Я коснулся пальцами шеи Епифана. Мало ли, вдруг он еще жив. В ответ на мое прикосновение его глаз открылся. И в нем даже все еще светилась мысль.
— Фаня! — Гиена вскочил и оттолкнул меня плечом. Дернулся вперед, как будто хотел обнять друга, но замер. — Кто? Кто это сделал?
— По... послание... — еле разлепив губы произнес Епифан.
— Ты лучше молчи, Фаня! — Гиена беспомощно посмотрел на меня. — Давай же, ну! Злись, бойся, бесись, что там тебе надо, чтобы твоя одаренность выплеснулась?! Помоги же ему!
— Степа, отойди, — проговорил Епифан. — Послание для Богдана.
— Это Матонин? — Гиена уперся ладонями в забор над плечами Епифана. Из глаз его продолжали катиться крупные слезы. — Это он, хорек сраный, все устроил?!
— Голова быть холодной, а клинок — острым, — прошептал Епифан в мою сторону. — Не спешить. Или он убить тебя раньше.
— Что это? У него бред? — Гиена снова сделал движение, будто хочет обнять друга, но остановился и тоскливо завыл.
— Не бред, — прошептал я, сжимая кулаки и до боли зажмуривая глаза. Вот Епифан тихо сидит рядом со мной на крыльце и пускает дымные кольца. Молчаливый и надежный, как скала. Я ни черта о тебе не знаю, Епифан, я тебя вчера увидел впервые в жизни, и, получается, привез на хвосте твою смерть. Ну же, давай, где ты там, сила, спрятанная внутри? Дай хоть какую-нибудь подсказку, что мне сделать с собой, чтобы спасти сейчас жизнь этого смертельно израненного человека?! Глаза начало жечь, из под ресниц покатились слезы.
Открывать глаза не хотелось, потому что я и так знал, что увижу. Но я все равно открыл. Епифан посмотрел на меня своим единственным открытым глазом, его окровавленная грудь в последний раз поднялась и опустилась.
Это всегда очень странно наблюдать. Только что перед тобой был живой человек, которому больно, которому страшно. Который есть. Какой-то неуловимый момент. И все.
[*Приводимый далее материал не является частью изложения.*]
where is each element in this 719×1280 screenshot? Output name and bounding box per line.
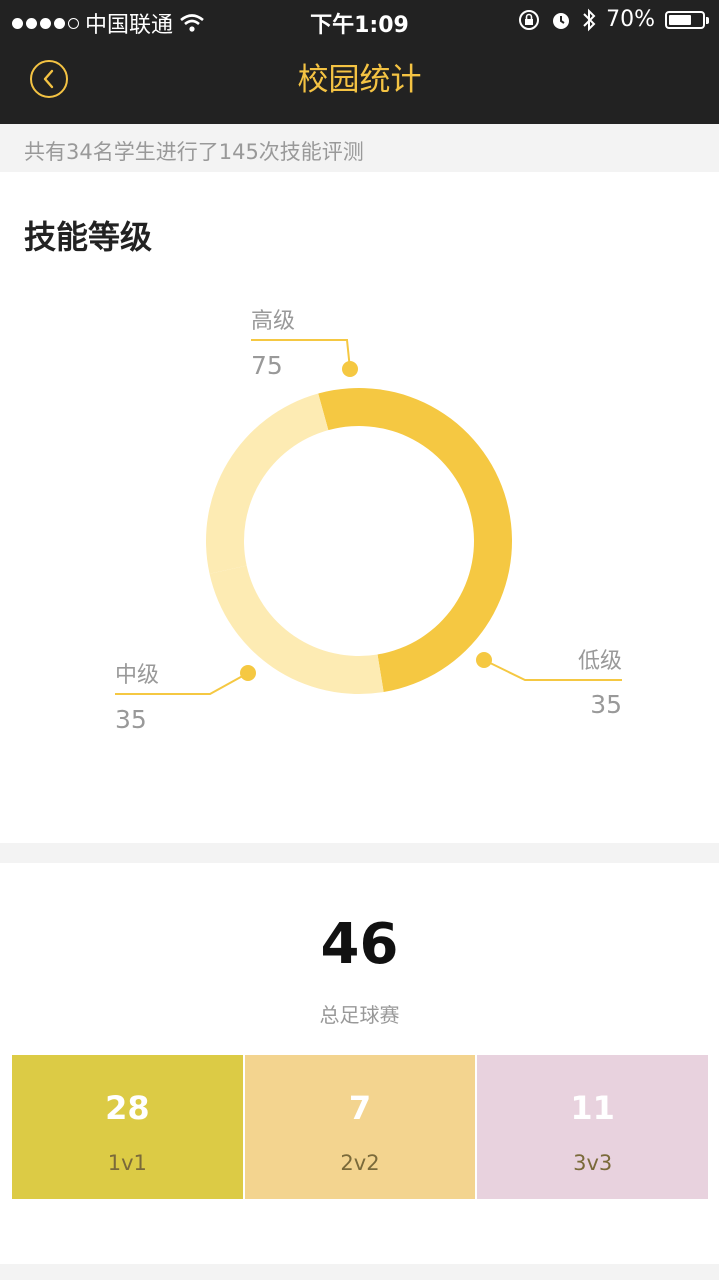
tile-value: 28 — [105, 1089, 150, 1127]
tile-2v2[interactable]: 7 2v2 — [244, 1055, 476, 1199]
summary-text: 共有34名学生进行了145次技能评测 — [24, 140, 364, 164]
slice-value-mid: 35 — [115, 705, 147, 734]
slice-value-high: 75 — [251, 351, 283, 380]
leader-dot-mid — [240, 665, 256, 681]
battery-percent: 70% — [606, 7, 655, 32]
slice-label-high: 高级 — [251, 309, 295, 334]
total-matches-label: 总足球赛 — [319, 1003, 400, 1027]
nav-bar: 校园统计 — [0, 40, 719, 124]
section-divider — [0, 843, 719, 863]
summary-bar: 共有34名学生进行了145次技能评测 — [0, 124, 719, 172]
orientation-lock-icon — [519, 9, 540, 30]
tile-1v1[interactable]: 28 1v1 — [12, 1055, 243, 1199]
slice-label-mid: 中级 — [115, 663, 159, 688]
tile-value: 7 — [348, 1089, 372, 1127]
slice-value-low: 35 — [590, 690, 622, 719]
tile-label: 2v2 — [340, 1151, 380, 1175]
status-right: 70% — [518, 7, 709, 32]
status-bar: 中国联通 下午1:09 70% — [0, 0, 719, 40]
tile-label: 3v3 — [573, 1151, 613, 1175]
skill-donut-chart: 高级 75 低级 35 中级 35 — [115, 309, 622, 734]
match-type-tiles: 28 1v1 7 2v2 11 3v3 — [12, 1055, 709, 1199]
slice-label-low: 低级 — [578, 649, 622, 674]
alarm-icon — [553, 12, 570, 29]
tile-3v3[interactable]: 11 3v3 — [477, 1055, 709, 1199]
donut-slice-high — [318, 387, 513, 693]
donut-slice-low — [209, 565, 384, 694]
skill-section-title: 技能等级 — [24, 218, 153, 256]
leader-dot-low — [476, 652, 492, 668]
donut-slice-mid — [206, 393, 329, 574]
tile-value: 11 — [570, 1089, 615, 1127]
page-title: 校园统计 — [297, 62, 422, 98]
tile-label: 1v1 — [107, 1151, 147, 1175]
bluetooth-icon — [583, 8, 596, 31]
bottom-divider — [0, 1264, 719, 1280]
total-matches-value: 46 — [320, 912, 399, 977]
battery-icon — [665, 10, 709, 29]
leader-dot-high — [342, 361, 358, 377]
Ты понимаешь, что там внутри больше никого нет.
Слезы продолжали катиться из глаз.
Когда я был пацаном, плакать среди нас было западло. Потому что настоящие мужики не плачут же.
«На самом деле, плачут, Богдан, — мысленно сказал я самому себе-ребенку. — Но очень круто, что ты этого пока не знаешь».
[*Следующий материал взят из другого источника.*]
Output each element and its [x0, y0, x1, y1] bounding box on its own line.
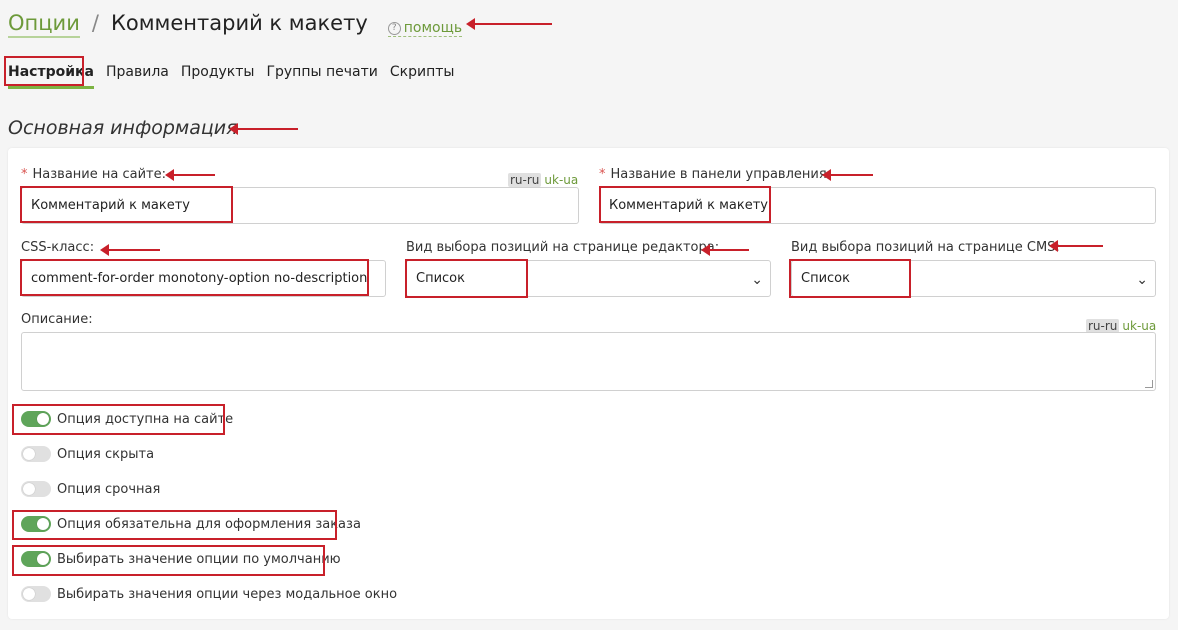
- description-textarea[interactable]: [21, 332, 1156, 391]
- breadcrumb-separator: /: [91, 11, 99, 35]
- question-circle-icon: ?: [387, 21, 401, 35]
- annotation-arrow: [701, 244, 749, 256]
- toggle-label: Опция обязательна для оформления заказа: [57, 516, 361, 532]
- toggle-required-for-order[interactable]: Опция обязательна для оформления заказа: [21, 516, 361, 532]
- toggle-switch-icon[interactable]: [21, 411, 51, 427]
- site-name-label: * Название на сайте:: [21, 167, 166, 182]
- css-class-label: CSS-класс:: [21, 240, 95, 255]
- help-label: помощь: [403, 20, 463, 36]
- cms-select-label: Вид выбора позиций на странице CMS:: [791, 240, 1060, 255]
- toggle-hidden[interactable]: Опция скрыта: [21, 446, 154, 462]
- required-mark: *: [21, 167, 28, 182]
- lang-ru[interactable]: ru-ru: [1086, 319, 1120, 333]
- cms-view-value: Список: [801, 271, 850, 286]
- toggle-modal-select[interactable]: Выбирать значения опции через модальное …: [21, 586, 397, 602]
- page-title: Комментарий к макету: [110, 11, 368, 35]
- toggle-label: Выбирать значение опции по умолчанию: [57, 551, 341, 567]
- cms-view-select[interactable]: Список ⌄: [791, 260, 1156, 297]
- tab-bar: Настройка Правила Продукты Группы печати…: [8, 64, 466, 89]
- chevron-down-icon: ⌄: [1136, 272, 1148, 288]
- description-label: Описание:: [21, 312, 93, 327]
- annotation-arrow: [229, 123, 298, 135]
- annotation-arrow: [466, 18, 552, 30]
- toggle-switch-icon[interactable]: [21, 481, 51, 497]
- toggle-switch-icon[interactable]: [21, 551, 51, 567]
- tab-rules[interactable]: Правила: [106, 64, 169, 89]
- help-link[interactable]: ? помощь: [387, 20, 463, 37]
- language-switch: ru-ru uk-ua: [1086, 319, 1156, 333]
- toggle-label: Опция скрыта: [57, 446, 155, 462]
- toggle-label: Выбирать значения опции через модальное …: [57, 586, 398, 602]
- tab-settings[interactable]: Настройка: [8, 64, 94, 89]
- toggle-default-value[interactable]: Выбирать значение опции по умолчанию: [21, 551, 341, 567]
- editor-view-value: Список: [416, 271, 465, 286]
- breadcrumb: Опции / Комментарий к макету ? помощь: [8, 11, 463, 38]
- settings-card: * Название на сайте: ru-ru uk-ua Коммента…: [8, 148, 1169, 619]
- toggle-switch-icon[interactable]: [21, 446, 51, 462]
- chevron-down-icon: ⌄: [751, 272, 763, 288]
- editor-view-select[interactable]: Список ⌄: [406, 260, 771, 297]
- toggle-switch-icon[interactable]: [21, 586, 51, 602]
- toggle-label: Опция срочная: [57, 481, 161, 497]
- admin-name-label: * Название в панели управления:: [599, 167, 832, 182]
- annotation-arrow: [822, 169, 873, 181]
- lang-uk[interactable]: uk-ua: [544, 173, 578, 187]
- editor-select-label: Вид выбора позиций на странице редактора…: [406, 240, 720, 255]
- admin-name-input[interactable]: Комментарий к макету: [599, 187, 1156, 224]
- tab-scripts[interactable]: Скрипты: [390, 64, 455, 89]
- lang-uk[interactable]: uk-ua: [1122, 319, 1156, 333]
- language-switch: ru-ru uk-ua: [508, 173, 578, 187]
- required-mark: *: [599, 167, 606, 182]
- toggle-available-on-site[interactable]: Опция доступна на сайте: [21, 411, 233, 427]
- resize-handle-icon[interactable]: [1145, 380, 1153, 388]
- lang-ru[interactable]: ru-ru: [508, 173, 542, 187]
- tab-products[interactable]: Продукты: [181, 64, 255, 89]
- css-class-input[interactable]: comment-for-order monotony-option no-des…: [21, 260, 386, 297]
- toggle-switch-icon[interactable]: [21, 516, 51, 532]
- site-name-input[interactable]: Комментарий к макету: [21, 187, 579, 224]
- annotation-arrow: [165, 169, 215, 181]
- breadcrumb-options-link[interactable]: Опции: [8, 11, 80, 38]
- toggle-label: Опция доступна на сайте: [57, 411, 234, 427]
- tab-print-groups[interactable]: Группы печати: [266, 64, 377, 89]
- annotation-arrow: [1049, 240, 1103, 252]
- section-title: Основная информация: [8, 117, 238, 139]
- annotation-arrow: [100, 244, 160, 256]
- toggle-urgent[interactable]: Опция срочная: [21, 481, 160, 497]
Я вытер слезы и посмотрел на Гиену. Тот сидел на земле, скрючившись, и не шевелился. В какой-то момент он вдруг взревел, вскочил, как расправленная пружина и ломанулся за ворота.
Я ждал чего-то подобного, бросился следом, и преградил ему дорогу. Какое там! Он пер как танк, просто отшвырнул меня с пути и помчался дальше. «Лебовский, ты сильный. Ты смелый. Но легкий!» — сказал я себе.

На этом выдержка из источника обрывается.